Se potessi esprimerlo con delle parole, non ci sarebbe nessuna ragione per dipingerlo

Edward Hopper

Libia Ankbritt MelletCiad, KarnashaiArte Rupestre: una finestra sul nostro passato.

Pressoché ovunque nel Sahara ci si imbatte in pitture e incisioni su pietra, verticali o orizzontali, più o meno grandi, collocate sotto ripari naturali, su massi isolati o sui bordi rocciosi dei letti di fiume, come veri e propri “musei” a cielo aperto inseriti in uno degli ambienti naturali tra i più belli al mondo. È la cosiddetta archeologia rupestre o arte rupestre o arte parietale: una moltitudine di immagini eseguite dai nostri antenati che ci affascinano raccontandoci di come essi vedevano e rappresentavano il loro mondo, in un susseguirsi di importanti cambiamenti climatici e ambientali durato migliaia di anni. Circa 12.000 anni fa, tra la fine del Pleistocene e l’inizio dell’Olocene a cavallo del tropico del cancro, quando il clima era di tipo umido di savana, in quell’area geografica che oggi è il Sahara vivevano delle popolazioni sconosciute, sparse in tutto il territorio dall’Atlantico al Mar Rosso. Gruppi ristretti di “cacciatori-raccoglitori”, probabilmente nomadi o seminomadi, che si spostavano all’interno di territori vivendo con la caccia di animali e con la raccolta di grani selvatici. Questi popoli hanno lasciato delle tracce materiali della loro esistenza, come utensili in pietra spesso finemente lavorati (asce, punte di freccia, di lancia, raschiatoi per lavorare le pelli, coltelli), resti di abitazioni, piccole e grandi sepolture monumentali e delle immagini, dipinte o incise sulla pietra, dal significato a volte misterioso. Ma chi erano questi popoli, perché hanno lasciato tali immagini e soprattutto perché a un certo momento della sua evoluzione, l’uomo ha cominciato a disegnare, dipingere o graffire? Siamo di fronte a un grande e importante passo della sua evoluzione culturale: per la prima volta l’uomo comincia a fissare delle immagini su pietra. Possiamo immaginare che come un bambino inizia a disegnare – ma anche come Pablo Picasso in piena maturità artistica – l’uomo preistorico disegnasse non quello che vedeva, ma quello che gli attraversava la mente. Raffigurava delle metafore legate al mondo reale, quindi all’ambiente in cui viveva, agli animali con i quali doveva convivere e che rappresentavano per lui un pericolo o del cibo, alla vita e alla morte e legate all’immaginario. Probabilmente il fatto di produrre immagini fisse aveva un importante significato religioso, sacro, magico, propiziatorio.

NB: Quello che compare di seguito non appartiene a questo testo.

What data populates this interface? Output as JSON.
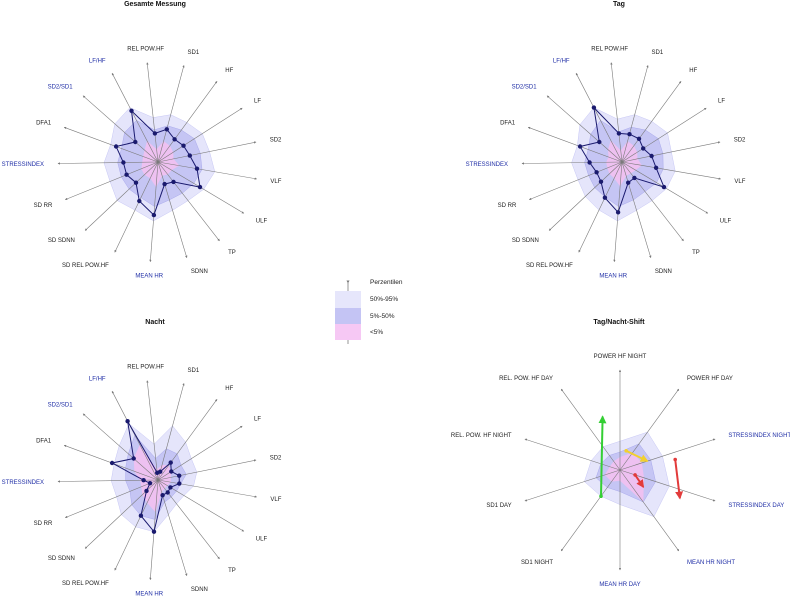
{
  "legend": {
    "title": "Perzentilen",
    "items": [
      {
        "label": "50%-95%",
        "color": "#e6e6fb"
      },
      {
        "label": "5%-50%",
        "color": "#c4c4f4"
      },
      {
        "label": "<5%",
        "color": "#f6c8f4"
      }
    ]
  },
  "colors": {
    "band_outer": "#dcdcfa",
    "band_mid": "#b9b9f1",
    "band_inner": "#f4bff0",
    "line": "#1a1a6e",
    "axis": "#7a7a7a",
    "shift_red": "#e23b3b",
    "shift_yellow": "#f2d02e",
    "shift_green": "#34cf34"
  },
  "chart_data": [
    {
      "type": "radar",
      "title": "Gesamte Messung",
      "axes": [
        "SD1",
        "HF",
        "LF",
        "SD2",
        "VLF",
        "ULF",
        "TP",
        "SDNN",
        "MEAN HR",
        "SD REL POW.HF",
        "SD SDNN",
        "SD RR",
        "STRESSINDEX",
        "DFA1",
        "SD2/SD1",
        "LF/HF",
        "REL POW.HF"
      ],
      "highlighted_axes": [
        "MEAN HR",
        "STRESSINDEX",
        "SD2/SD1",
        "LF/HF"
      ],
      "range": [
        0,
        1
      ],
      "band_outer": [
        0.68,
        0.68,
        0.73,
        0.73,
        0.8,
        0.74,
        0.68,
        0.7,
        0.82,
        0.74,
        0.78,
        0.72,
        0.75,
        0.7,
        0.8,
        0.85,
        0.62
      ],
      "band_mid": [
        0.52,
        0.55,
        0.6,
        0.6,
        0.62,
        0.58,
        0.55,
        0.55,
        0.62,
        0.55,
        0.55,
        0.55,
        0.56,
        0.54,
        0.62,
        0.65,
        0.45
      ],
      "band_inner": [
        0.3,
        0.28,
        0.25,
        0.22,
        0.3,
        0.22,
        0.22,
        0.2,
        0.35,
        0.25,
        0.26,
        0.25,
        0.22,
        0.22,
        0.25,
        0.33,
        0.18
      ],
      "values": [
        0.47,
        0.39,
        0.42,
        0.45,
        0.55,
        0.68,
        0.35,
        0.32,
        0.74,
        0.6,
        0.42,
        0.47,
        0.48,
        0.62,
        0.42,
        0.8,
        0.4
      ]
    },
    {
      "type": "radar",
      "title": "Tag",
      "axes": [
        "SD1",
        "HF",
        "LF",
        "SD2",
        "VLF",
        "ULF",
        "TP",
        "SDNN",
        "MEAN HR",
        "SD REL POW.HF",
        "SD SDNN",
        "SD RR",
        "STRESSINDEX",
        "DFA1",
        "SD2/SD1",
        "LF/HF",
        "REL POW.HF"
      ],
      "highlighted_axes": [
        "MEAN HR",
        "STRESSINDEX",
        "SD2/SD1",
        "LF/HF"
      ],
      "range": [
        0,
        1
      ],
      "band_outer": [
        0.68,
        0.7,
        0.75,
        0.7,
        0.75,
        0.72,
        0.68,
        0.7,
        0.82,
        0.74,
        0.7,
        0.66,
        0.7,
        0.66,
        0.78,
        0.85,
        0.6
      ],
      "band_mid": [
        0.5,
        0.55,
        0.6,
        0.58,
        0.58,
        0.56,
        0.52,
        0.55,
        0.62,
        0.54,
        0.52,
        0.5,
        0.52,
        0.5,
        0.58,
        0.65,
        0.42
      ],
      "band_inner": [
        0.3,
        0.28,
        0.25,
        0.22,
        0.28,
        0.22,
        0.2,
        0.2,
        0.34,
        0.25,
        0.24,
        0.22,
        0.22,
        0.2,
        0.26,
        0.34,
        0.16
      ],
      "values": [
        0.4,
        0.4,
        0.35,
        0.42,
        0.48,
        0.68,
        0.28,
        0.3,
        0.7,
        0.55,
        0.4,
        0.38,
        0.45,
        0.62,
        0.42,
        0.85,
        0.4
      ]
    },
    {
      "type": "radar",
      "title": "Nacht",
      "axes": [
        "SD1",
        "HF",
        "LF",
        "SD2",
        "VLF",
        "ULF",
        "TP",
        "SDNN",
        "MEAN HR",
        "SD REL POW.HF",
        "SD SDNN",
        "SD RR",
        "STRESSINDEX",
        "DFA1",
        "SD2/SD1",
        "LF/HF",
        "REL POW.HF"
      ],
      "highlighted_axes": [
        "MEAN HR",
        "STRESSINDEX",
        "SD2/SD1",
        "LF/HF"
      ],
      "range": [
        0,
        1
      ],
      "band_outer": [
        0.78,
        0.65,
        0.55,
        0.55,
        0.5,
        0.42,
        0.42,
        0.5,
        0.72,
        0.72,
        0.7,
        0.62,
        0.65,
        0.65,
        0.72,
        0.88,
        0.5
      ],
      "band_mid": [
        0.45,
        0.45,
        0.38,
        0.4,
        0.32,
        0.3,
        0.3,
        0.32,
        0.55,
        0.55,
        0.5,
        0.42,
        0.45,
        0.48,
        0.55,
        0.7,
        0.3
      ],
      "band_inner": [
        0.22,
        0.25,
        0.22,
        0.18,
        0.18,
        0.15,
        0.15,
        0.18,
        0.45,
        0.35,
        0.3,
        0.25,
        0.25,
        0.35,
        0.45,
        0.55,
        0.15
      ],
      "values": [
        0.12,
        0.3,
        0.22,
        0.3,
        0.3,
        0.2,
        0.22,
        0.22,
        0.72,
        0.55,
        0.22,
        0.12,
        0.2,
        0.68,
        0.45,
        0.92,
        0.1
      ]
    },
    {
      "type": "radar-shift",
      "title": "Tag/Nacht-Shift",
      "axes": [
        "POWER HF NIGHT",
        "POWER HF DAY",
        "STRESSINDEX NIGHT",
        "STRESSINDEX DAY",
        "MEAN HR NIGHT",
        "MEAN HR DAY",
        "SD1 NIGHT",
        "SD1 DAY",
        "REL. POW. HF NIGHT",
        "REL. POW. HF DAY"
      ],
      "highlighted_axes": [
        "STRESSINDEX NIGHT",
        "STRESSINDEX DAY",
        "MEAN HR NIGHT",
        "MEAN HR DAY"
      ],
      "range": [
        0,
        1
      ],
      "band_outer": [
        0.4,
        0.65,
        0.62,
        0.72,
        0.8,
        0.48,
        0.45,
        0.52,
        0.42,
        0.4
      ],
      "band_mid": [
        0.25,
        0.45,
        0.45,
        0.52,
        0.55,
        0.3,
        0.3,
        0.35,
        0.28,
        0.25
      ],
      "band_inner": [
        0.18,
        0.3,
        0.32,
        0.35,
        0.55,
        0.15,
        0.2,
        0.22,
        0.15,
        0.15
      ],
      "shifts": [
        {
          "from": [
            0.05,
            0.28
          ],
          "to": [
            0.2,
            0.4
          ],
          "color": "yellow"
        },
        {
          "from": [
            0.3,
            0.22
          ],
          "to": [
            0.35,
            0.4
          ],
          "color": "red"
        },
        {
          "from": [
            0.6,
            0.45
          ],
          "to": [
            0.95,
            0.78
          ],
          "color": "green"
        },
        {
          "from": [
            0.22,
            0.78
          ],
          "to": [
            0.32,
            0.92
          ],
          "color": "red"
        }
      ]
    }
  ]
}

Ciad, Niola DoaAlgeria, Tassili Ajjer-SefarLe raffigurazioni rupestri costituiscono le pagine di un meraviglioso libro sulla vita dell’uomo di allora, contenenti informazioni sia pratiche che spirituali, capaci di stimolare differenti interpretazioni sul come viveva e come vedeva il mondo l’uomo preistorico. Attraverso di esse, si può ripercorrere la sua evoluzione all’interno di un ambiente che lo ha fatto cambiare e ricambiare, dovendosi adattare continuamente alle volontà di un clima non facile e in continuo mutamento.

D’altra parte, è la nostra storia….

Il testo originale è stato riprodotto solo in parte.